Desde Moscú, la reacción no se hizo esperar. La Embajada rusa en Bruselas, sede de la OTAN, emitió una nota en la que tilda de “mito” la supuesta amenaza rusa y china en el Ártico. “Podemos ver que la Alianza está utilizando declaraciones de alto perfil de Washington sobre el problema de Groenlandia únicamente para promover una agenda antirrusa y antichina”, señala el comunicado. “Esto expone la artificialidad de la histeria que se está fomentando”, añade el texto.
El despliegue de tropas francesas en Groenlandia
Francia, por su parte, ya tiene desplegado en Groenlandia un pequeño contingente de unos 15 soldados. El presidente Emmanuel Macron explicó en redes sociales, pasada la medianoche del miércoles, que el envío del destacamento se realizó a petición de Dinamarca, propietaria del territorio autónomo.
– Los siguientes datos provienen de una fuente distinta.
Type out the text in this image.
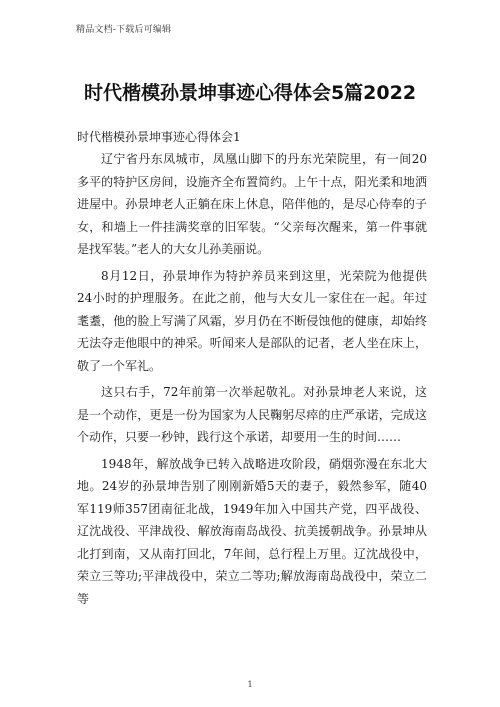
精品文档-下载后可编辑
时代楷模孙景坤事迹心得体会5篇2022
时代楷模孙景坤事迹心得体会1

辽宁省丹东凤城市，凤凰山脚下的丹东光荣院里，有一间20多平的特护区房间，设施齐全布置简约。上午十点，阳光柔和地洒进屋中。孙景坤老人正躺在床上休息，陪伴他的，是尽心侍奉的子女，和墙上一件挂满奖章的旧军装。“父亲每次醒来，第一件事就是找军装。”老人的大女儿孙美丽说。

8月12日，孙景坤作为特护养员来到这里，光荣院为他提供24小时的护理服务。在此之前，他与大女儿一家住在一起。年过耄耋，他的脸上写满了风霜，岁月仍在不断侵蚀他的健康，却始终无法夺走他眼中的神采。听闻来人是部队的记者，老人坐在床上，敬了一个军礼。

这只右手，72年前第一次举起敬礼。对孙景坤老人来说，这是一个动作，更是一份为国家为人民鞠躬尽瘁的庄严承诺，完成这个动作，只要一秒钟，践行这个承诺，却要用一生的时间……

1948年，解放战争已转入战略进攻阶段，硝烟弥漫在东北大地。24岁的孙景坤告别了刚刚新婚5天的妻子，毅然参军，随40军119师357团南征北战，1949年加入中国共产党，四平战役、辽沈战役、平津战役、解放海南岛战役、抗美援朝战争。孙景坤从北打到南，又从南打回北，7年间，总行程上万里。辽沈战役中，荣立三等功;平津战役中，荣立二等功;解放海南岛战役中，荣立二等

1
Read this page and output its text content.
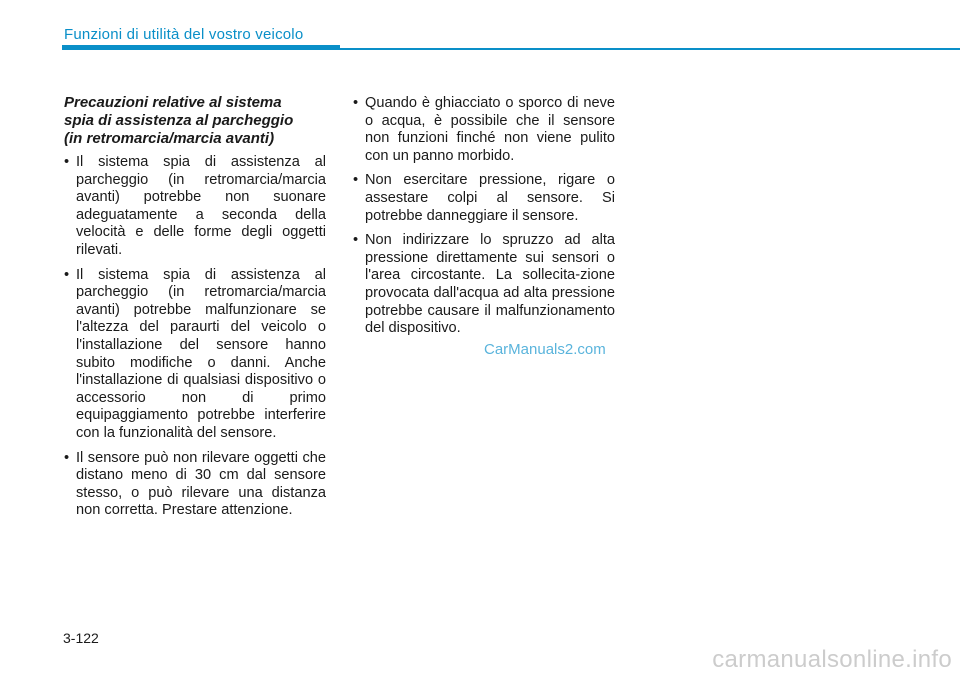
Funzioni di utilità del vostro veicolo
Precauzioni relative al sistema
spia di assistenza al parcheggio
(in retromarcia/marcia avanti)
• Il sistema spia di assistenza al parcheggio (in retromarcia/marcia avanti) potrebbe non suonare adeguatamente a seconda della velocità e delle forme degli oggetti rilevati.
• Il sistema spia di assistenza al parcheggio (in retromarcia/marcia avanti) potrebbe malfunzionare se l'altezza del paraurti del veicolo o l'installazione del sensore hanno subito modifiche o danni. Anche l'installazione di qualsiasi dispositivo o accessorio non di primo equipaggiamento potrebbe interferire con la funzionalità del sensore.
• Il sensore può non rilevare oggetti che distano meno di 30 cm dal sensore stesso, o può rilevare una distanza non corretta. Prestare attenzione.
• Quando è ghiacciato o sporco di neve o acqua, è possibile che il sensore non funzioni finché non viene pulito con un panno morbido.
• Non esercitare pressione, rigare o assestare colpi al sensore. Si potrebbe danneggiare il sensore.
• Non indirizzare lo spruzzo ad alta pressione direttamente sui sensori o l'area circostante. La sollecita-zione provocata dall'acqua ad alta pressione potrebbe causare il malfunzionamento del dispositivo.
CarManuals2.com
3-122
carmanualsonline.info
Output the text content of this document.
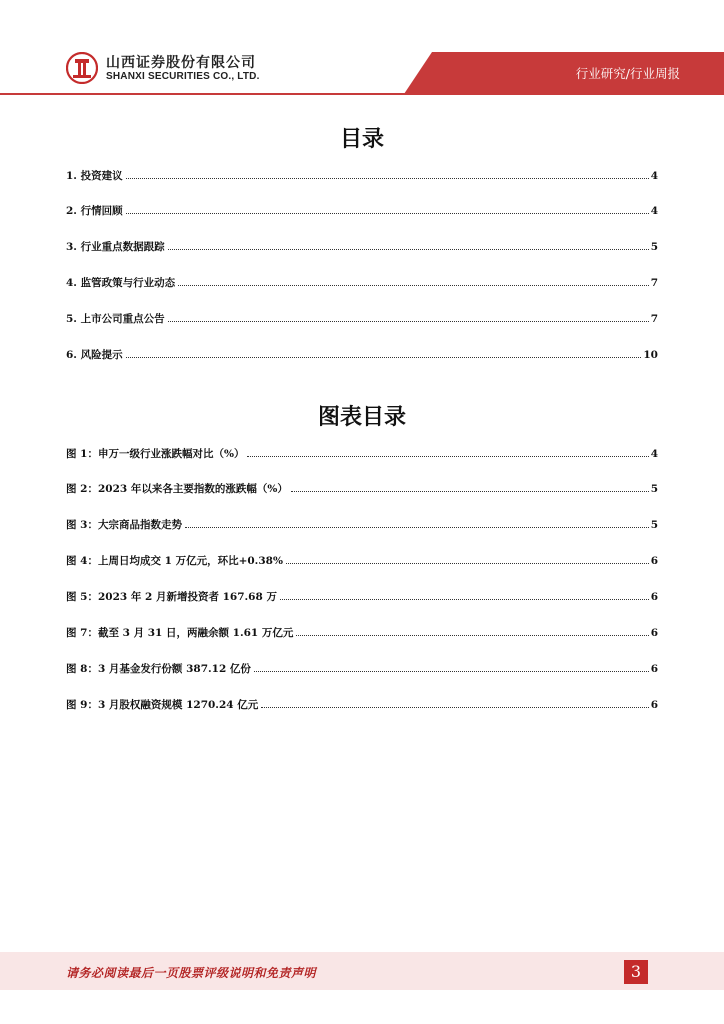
山西证券股份有限公司
SHANXI SECURITIES CO., LTD.	行业研究/行业周报
目录
1. 投资建议	4
2. 行情回顾	4
3. 行业重点数据跟踪	5
4. 监管政策与行业动态	7
5. 上市公司重点公告	7
6. 风险提示	10
图表目录
图 1：申万一级行业涨跌幅对比（%）	4
图 2：2023 年以来各主要指数的涨跌幅（%）	5
图 3：大宗商品指数走势	5
图 4：上周日均成交 1 万亿元，环比+0.38%	6
图 5：2023 年 2 月新增投资者 167.68 万	6
图 7：截至 3 月 31 日，两融余额 1.61 万亿元	6
图 8：3 月基金发行份额 387.12 亿份	6
图 9：3 月股权融资规模 1270.24 亿元	6
请务必阅读最后一页股票评级说明和免责声明	3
Tanto Berlín como París han subrayado que sus decisiones responden a una solicitud directa de Copenhague y no a una iniciativa de la OTAN. El secretario general de la Alianza, Mark Rutte, ha evitado pronunciarse sobre un escenario que pone a prueba la cohesión transatlántica, especialmente en un contexto marcado por la presión de Washington sobre Groenlandia.